一、组复制所有成员服务器宕机重启后的恢复
连接所有的mysql实例查询当前的组复制成员情况,状态都是OFFLINE,这种情况下如何恢复组复制?
mysql> select * from performance_schema.replication_group_members; +---------------------------+-----------+-------------+-------------+--------------+ | CHANNEL_NAME | MEMBER_ID | MEMBER_HOST | MEMBER_PORT | MEMBER_STATE | +---------------------------+-----------+-------------+-------------+--------------+ | group_replication_applier | | | NULL | OFFLINE | +---------------------------+-----------+-------------+-------------+--------------+ 1 row in set (0.00 sec)
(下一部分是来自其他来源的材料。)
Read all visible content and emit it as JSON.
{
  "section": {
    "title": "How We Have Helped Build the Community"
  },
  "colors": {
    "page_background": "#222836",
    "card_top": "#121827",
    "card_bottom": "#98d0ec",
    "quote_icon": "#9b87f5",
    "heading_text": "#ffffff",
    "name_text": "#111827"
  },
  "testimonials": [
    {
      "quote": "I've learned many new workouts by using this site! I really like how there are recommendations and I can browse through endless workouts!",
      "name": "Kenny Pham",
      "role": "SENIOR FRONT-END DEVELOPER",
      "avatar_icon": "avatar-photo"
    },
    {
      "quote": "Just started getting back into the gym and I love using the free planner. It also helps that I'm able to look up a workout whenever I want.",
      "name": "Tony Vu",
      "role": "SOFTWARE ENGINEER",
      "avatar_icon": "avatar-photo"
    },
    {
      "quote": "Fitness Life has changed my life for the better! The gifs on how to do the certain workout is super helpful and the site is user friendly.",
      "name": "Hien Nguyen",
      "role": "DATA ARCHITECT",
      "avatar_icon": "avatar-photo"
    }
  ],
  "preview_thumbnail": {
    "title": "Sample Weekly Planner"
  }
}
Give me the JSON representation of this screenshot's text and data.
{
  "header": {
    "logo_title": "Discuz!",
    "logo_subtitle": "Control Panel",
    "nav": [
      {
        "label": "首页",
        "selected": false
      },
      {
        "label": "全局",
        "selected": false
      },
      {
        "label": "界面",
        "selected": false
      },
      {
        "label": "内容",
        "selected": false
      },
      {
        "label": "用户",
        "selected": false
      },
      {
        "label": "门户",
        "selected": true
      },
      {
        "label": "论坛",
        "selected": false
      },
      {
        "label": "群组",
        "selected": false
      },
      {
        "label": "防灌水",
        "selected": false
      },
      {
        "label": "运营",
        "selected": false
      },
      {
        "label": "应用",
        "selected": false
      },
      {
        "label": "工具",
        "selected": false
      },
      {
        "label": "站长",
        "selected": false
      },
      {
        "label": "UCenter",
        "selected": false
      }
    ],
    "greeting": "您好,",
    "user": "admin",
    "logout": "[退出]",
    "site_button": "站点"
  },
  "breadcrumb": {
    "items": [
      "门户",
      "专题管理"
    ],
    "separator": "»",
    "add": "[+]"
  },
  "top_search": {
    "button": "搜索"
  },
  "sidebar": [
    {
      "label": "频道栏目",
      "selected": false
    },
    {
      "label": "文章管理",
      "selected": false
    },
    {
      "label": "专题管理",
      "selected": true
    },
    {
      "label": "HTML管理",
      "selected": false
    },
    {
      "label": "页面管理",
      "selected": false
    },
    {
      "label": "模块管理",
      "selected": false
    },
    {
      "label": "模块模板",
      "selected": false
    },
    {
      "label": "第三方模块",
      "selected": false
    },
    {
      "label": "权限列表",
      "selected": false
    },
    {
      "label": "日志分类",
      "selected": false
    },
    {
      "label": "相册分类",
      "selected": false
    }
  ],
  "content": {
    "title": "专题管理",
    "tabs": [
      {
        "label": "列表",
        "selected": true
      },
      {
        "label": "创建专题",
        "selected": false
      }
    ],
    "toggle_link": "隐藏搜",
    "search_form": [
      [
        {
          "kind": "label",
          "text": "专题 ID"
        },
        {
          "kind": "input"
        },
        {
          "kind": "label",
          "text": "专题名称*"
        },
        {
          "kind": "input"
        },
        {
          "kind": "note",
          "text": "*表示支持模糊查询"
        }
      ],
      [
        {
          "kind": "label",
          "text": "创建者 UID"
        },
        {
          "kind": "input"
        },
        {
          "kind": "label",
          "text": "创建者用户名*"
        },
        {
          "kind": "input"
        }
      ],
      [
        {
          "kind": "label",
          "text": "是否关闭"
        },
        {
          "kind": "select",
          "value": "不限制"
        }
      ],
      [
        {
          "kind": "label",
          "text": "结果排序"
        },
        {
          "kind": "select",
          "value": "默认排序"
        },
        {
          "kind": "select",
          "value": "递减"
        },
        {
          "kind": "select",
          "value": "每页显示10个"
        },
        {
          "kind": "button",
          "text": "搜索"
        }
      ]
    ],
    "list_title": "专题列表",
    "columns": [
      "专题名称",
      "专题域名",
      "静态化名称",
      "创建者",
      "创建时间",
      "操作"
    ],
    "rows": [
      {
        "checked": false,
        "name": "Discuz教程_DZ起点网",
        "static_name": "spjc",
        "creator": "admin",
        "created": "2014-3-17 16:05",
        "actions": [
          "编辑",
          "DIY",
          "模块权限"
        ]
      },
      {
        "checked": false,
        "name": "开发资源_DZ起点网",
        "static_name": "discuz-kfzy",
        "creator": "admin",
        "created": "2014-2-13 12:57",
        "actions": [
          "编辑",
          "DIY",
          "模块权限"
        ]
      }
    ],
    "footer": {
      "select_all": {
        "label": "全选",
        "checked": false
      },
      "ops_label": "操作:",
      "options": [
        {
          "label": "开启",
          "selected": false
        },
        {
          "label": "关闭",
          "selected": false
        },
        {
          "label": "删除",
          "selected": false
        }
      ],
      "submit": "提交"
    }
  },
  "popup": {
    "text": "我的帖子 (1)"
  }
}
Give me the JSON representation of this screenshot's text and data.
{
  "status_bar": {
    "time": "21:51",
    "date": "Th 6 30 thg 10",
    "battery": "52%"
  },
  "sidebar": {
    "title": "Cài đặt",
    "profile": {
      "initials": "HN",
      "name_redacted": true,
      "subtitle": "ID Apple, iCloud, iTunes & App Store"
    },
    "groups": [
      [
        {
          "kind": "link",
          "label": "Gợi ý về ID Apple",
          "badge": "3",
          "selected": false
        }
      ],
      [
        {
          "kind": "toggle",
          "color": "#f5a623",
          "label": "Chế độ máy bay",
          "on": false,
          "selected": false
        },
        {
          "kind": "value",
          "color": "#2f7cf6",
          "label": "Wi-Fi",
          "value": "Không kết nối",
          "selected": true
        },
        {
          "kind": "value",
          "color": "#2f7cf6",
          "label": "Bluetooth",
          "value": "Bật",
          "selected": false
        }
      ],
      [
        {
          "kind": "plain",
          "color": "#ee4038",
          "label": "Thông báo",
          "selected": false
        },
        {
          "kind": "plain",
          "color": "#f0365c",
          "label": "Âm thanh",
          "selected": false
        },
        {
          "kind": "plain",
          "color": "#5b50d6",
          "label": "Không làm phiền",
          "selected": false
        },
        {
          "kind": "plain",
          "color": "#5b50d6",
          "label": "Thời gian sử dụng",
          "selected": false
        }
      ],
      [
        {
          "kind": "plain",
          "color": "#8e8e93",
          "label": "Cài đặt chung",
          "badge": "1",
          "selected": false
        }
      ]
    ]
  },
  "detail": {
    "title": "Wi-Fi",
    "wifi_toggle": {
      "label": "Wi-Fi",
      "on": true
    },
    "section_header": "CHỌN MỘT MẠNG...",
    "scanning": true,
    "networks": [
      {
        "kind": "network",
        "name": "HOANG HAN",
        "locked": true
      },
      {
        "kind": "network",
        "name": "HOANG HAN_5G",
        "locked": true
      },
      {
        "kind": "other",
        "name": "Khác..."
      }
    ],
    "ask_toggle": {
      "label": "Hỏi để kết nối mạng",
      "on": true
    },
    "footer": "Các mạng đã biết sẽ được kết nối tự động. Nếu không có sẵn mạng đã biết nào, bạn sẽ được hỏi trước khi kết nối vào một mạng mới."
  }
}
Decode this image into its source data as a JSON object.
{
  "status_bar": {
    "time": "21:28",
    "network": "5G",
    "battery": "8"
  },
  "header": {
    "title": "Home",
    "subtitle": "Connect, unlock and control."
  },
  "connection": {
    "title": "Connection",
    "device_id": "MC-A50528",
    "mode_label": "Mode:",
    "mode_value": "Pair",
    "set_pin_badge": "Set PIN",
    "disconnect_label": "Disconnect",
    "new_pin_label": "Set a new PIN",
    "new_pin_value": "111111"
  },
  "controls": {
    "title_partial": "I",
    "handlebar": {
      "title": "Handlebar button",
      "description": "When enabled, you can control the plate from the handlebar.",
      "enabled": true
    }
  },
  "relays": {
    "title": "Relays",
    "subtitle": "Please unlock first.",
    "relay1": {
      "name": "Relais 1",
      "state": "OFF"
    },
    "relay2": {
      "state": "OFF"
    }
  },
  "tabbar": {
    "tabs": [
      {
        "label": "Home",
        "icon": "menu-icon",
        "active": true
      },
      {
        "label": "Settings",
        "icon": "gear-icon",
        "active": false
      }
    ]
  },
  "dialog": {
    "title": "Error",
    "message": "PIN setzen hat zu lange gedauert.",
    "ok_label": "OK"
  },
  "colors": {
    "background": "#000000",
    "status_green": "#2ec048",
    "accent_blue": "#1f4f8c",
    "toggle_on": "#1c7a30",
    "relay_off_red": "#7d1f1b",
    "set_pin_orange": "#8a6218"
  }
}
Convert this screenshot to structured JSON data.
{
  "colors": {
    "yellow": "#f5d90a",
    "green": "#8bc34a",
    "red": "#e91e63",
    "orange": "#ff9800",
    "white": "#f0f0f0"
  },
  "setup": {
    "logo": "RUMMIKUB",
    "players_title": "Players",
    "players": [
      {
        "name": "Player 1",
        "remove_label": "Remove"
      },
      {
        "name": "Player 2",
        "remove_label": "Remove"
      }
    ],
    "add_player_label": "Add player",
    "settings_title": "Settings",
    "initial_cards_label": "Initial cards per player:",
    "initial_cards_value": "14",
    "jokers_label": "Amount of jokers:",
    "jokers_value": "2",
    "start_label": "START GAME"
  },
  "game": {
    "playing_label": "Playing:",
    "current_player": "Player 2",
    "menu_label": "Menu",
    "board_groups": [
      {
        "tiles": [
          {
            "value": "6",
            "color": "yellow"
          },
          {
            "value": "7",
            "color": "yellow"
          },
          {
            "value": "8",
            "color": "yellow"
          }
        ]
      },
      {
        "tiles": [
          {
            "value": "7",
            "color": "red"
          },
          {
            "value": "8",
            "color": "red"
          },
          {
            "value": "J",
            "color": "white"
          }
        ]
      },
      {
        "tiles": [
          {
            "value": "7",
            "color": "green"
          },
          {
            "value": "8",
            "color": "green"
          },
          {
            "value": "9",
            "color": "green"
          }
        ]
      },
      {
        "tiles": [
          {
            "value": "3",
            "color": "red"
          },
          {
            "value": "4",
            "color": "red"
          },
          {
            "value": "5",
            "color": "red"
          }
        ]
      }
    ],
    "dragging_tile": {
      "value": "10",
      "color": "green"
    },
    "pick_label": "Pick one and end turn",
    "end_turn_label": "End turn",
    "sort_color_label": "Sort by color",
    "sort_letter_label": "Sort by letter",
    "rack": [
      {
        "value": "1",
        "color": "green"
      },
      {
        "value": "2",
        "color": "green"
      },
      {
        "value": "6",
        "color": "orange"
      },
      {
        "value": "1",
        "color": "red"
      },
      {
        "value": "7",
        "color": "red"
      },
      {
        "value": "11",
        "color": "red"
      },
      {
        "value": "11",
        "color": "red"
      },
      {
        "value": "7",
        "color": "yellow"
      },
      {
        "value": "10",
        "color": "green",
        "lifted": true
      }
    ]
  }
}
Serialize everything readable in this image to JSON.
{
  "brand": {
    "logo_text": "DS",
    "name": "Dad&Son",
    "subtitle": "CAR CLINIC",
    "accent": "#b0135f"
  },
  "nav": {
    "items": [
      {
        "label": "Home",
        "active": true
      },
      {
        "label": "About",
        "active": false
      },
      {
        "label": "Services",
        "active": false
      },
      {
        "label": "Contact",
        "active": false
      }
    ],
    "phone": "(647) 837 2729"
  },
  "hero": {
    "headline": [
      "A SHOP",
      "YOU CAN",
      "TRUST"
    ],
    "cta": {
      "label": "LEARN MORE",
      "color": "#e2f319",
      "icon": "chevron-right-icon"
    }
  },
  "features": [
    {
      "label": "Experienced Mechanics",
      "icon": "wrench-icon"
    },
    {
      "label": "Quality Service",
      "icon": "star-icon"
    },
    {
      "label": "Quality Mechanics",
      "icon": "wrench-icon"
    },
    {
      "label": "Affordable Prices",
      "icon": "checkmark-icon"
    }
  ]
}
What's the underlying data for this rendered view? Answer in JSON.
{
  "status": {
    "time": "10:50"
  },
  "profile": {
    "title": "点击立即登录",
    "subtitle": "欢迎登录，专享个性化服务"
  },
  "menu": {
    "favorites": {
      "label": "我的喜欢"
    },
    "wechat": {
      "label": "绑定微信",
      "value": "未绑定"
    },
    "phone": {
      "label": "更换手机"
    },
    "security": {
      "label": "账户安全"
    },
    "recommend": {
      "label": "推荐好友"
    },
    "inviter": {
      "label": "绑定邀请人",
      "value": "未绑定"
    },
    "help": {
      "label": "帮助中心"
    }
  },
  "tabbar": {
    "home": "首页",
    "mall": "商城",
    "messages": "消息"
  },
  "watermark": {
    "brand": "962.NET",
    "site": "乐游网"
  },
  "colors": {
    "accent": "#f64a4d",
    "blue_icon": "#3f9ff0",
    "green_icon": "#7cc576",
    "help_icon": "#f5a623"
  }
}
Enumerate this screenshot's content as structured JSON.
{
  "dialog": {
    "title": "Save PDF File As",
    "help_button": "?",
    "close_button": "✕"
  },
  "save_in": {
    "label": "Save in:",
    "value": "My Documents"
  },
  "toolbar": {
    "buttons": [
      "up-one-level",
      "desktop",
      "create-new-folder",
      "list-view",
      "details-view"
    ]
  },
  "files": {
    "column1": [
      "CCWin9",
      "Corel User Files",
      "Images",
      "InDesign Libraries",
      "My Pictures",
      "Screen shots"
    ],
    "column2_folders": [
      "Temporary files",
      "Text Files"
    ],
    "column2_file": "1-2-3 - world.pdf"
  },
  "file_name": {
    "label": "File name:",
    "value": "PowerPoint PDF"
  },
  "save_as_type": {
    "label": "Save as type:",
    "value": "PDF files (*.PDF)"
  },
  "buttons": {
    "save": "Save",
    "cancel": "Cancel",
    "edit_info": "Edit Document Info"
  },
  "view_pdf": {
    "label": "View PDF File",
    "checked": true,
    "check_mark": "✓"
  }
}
在第一台mysql实例上将group_replication_bootstrap_group设置为ON,然后开启组复制,完成后再设置group_replication_bootstrap_group参数为OFF
mysql> set global group_replication_bootstrap_group=ON; Query OK, 0 rows affected (0.01 sec) mysql> start group_replication; Query OK, 0 rows affected (2.19 sec) mysql> set global group_replication_bootstrap_group=OFF; Query OK, 0 rows affected (0.00 sec) mysql> select * from performance_schema.replication_group_members; +---------------------------+--------------------------------------+-------------+-------------+--------------+ | CHANNEL_NAME | MEMBER_ID | MEMBER_HOST | MEMBER_PORT | MEMBER_STATE | +---------------------------+--------------------------------------+-------------+-------------+--------------+ | group_replication_applier | 8b643791-6d30-11e7-986a-000c29d53b31 | vm1 | 3306 | ONLINE | +---------------------------+--------------------------------------+-------------+-------------+--------------+ 1 row in set (0.00 sec)
第二台mysql实例上开启组复制
mysql> select * from performance_schema.replication_group_members; +---------------------------+-----------+-------------+-------------+--------------+ | CHANNEL_NAME | MEMBER_ID | MEMBER_HOST | MEMBER_PORT | MEMBER_STATE | +---------------------------+-----------+-------------+-------------+--------------+ | group_replication_applier | | | NULL | OFFLINE | +---------------------------+-----------+-------------+-------------+--------------+ 1 row in set (0.00 sec) mysql> change master to master_user='repl',master_password='123456' for channel 'group_replication_recovery'; Query OK, 0 rows affected, 2 warnings (0.03 sec) mysql> start group_replication; Query OK, 0 rows affected (6.76 sec) mysql> select * from performance_schema.replication_group_members; +---------------------------+--------------------------------------+-------------+-------------+--------------+ | CHANNEL_NAME | MEMBER_ID | MEMBER_HOST | MEMBER_PORT | MEMBER_STATE | +---------------------------+--------------------------------------+-------------+-------------+--------------+ | group_replication_applier | 35c331eb-6d3d-11e7-91e3-000c29e07281 | vm2 | 3306 | ONLINE | | group_replication_applier | 941bce76-6d40-11e7-b2fe-000c2909332c | vm3 | 3306 | ONLINE | +---------------------------+--------------------------------------+-------------+-------------+--------------+ 2 rows in set (0.00 sec)
在第三台mysql实例开启组复制
mysql> change master to master_user='repl',master_password='123456' for channel 'group_replication_recovery'; Query OK, 0 rows affected, 2 warnings (0.03 sec) mysql> start group_replication; Query OK, 0 rows affected (3.39 sec) mysql> select * from performance_schema.replication_group_members; +---------------------------+--------------------------------------+-------------+-------------+--------------+ | CHANNEL_NAME | MEMBER_ID | MEMBER_HOST | MEMBER_PORT | MEMBER_STATE | +---------------------------+--------------------------------------+-------------+-------------+--------------+ | group_replication_applier | 35c331eb-6d3d-11e7-91e3-000c29e07281 | vm2 | 3306 | ONLINE | | group_replication_applier | 8b643791-6d30-11e7-986a-000c29d53b31 | vm1 | 3306 | ONLINE | | group_replication_applier | 941bce76-6d40-11e7-b2fe-000c2909332c | vm3 | 3306 | ONLINE | +---------------------------+--------------------------------------+-------------+-------------+--------------+ 3 rows in set (0.00 sec)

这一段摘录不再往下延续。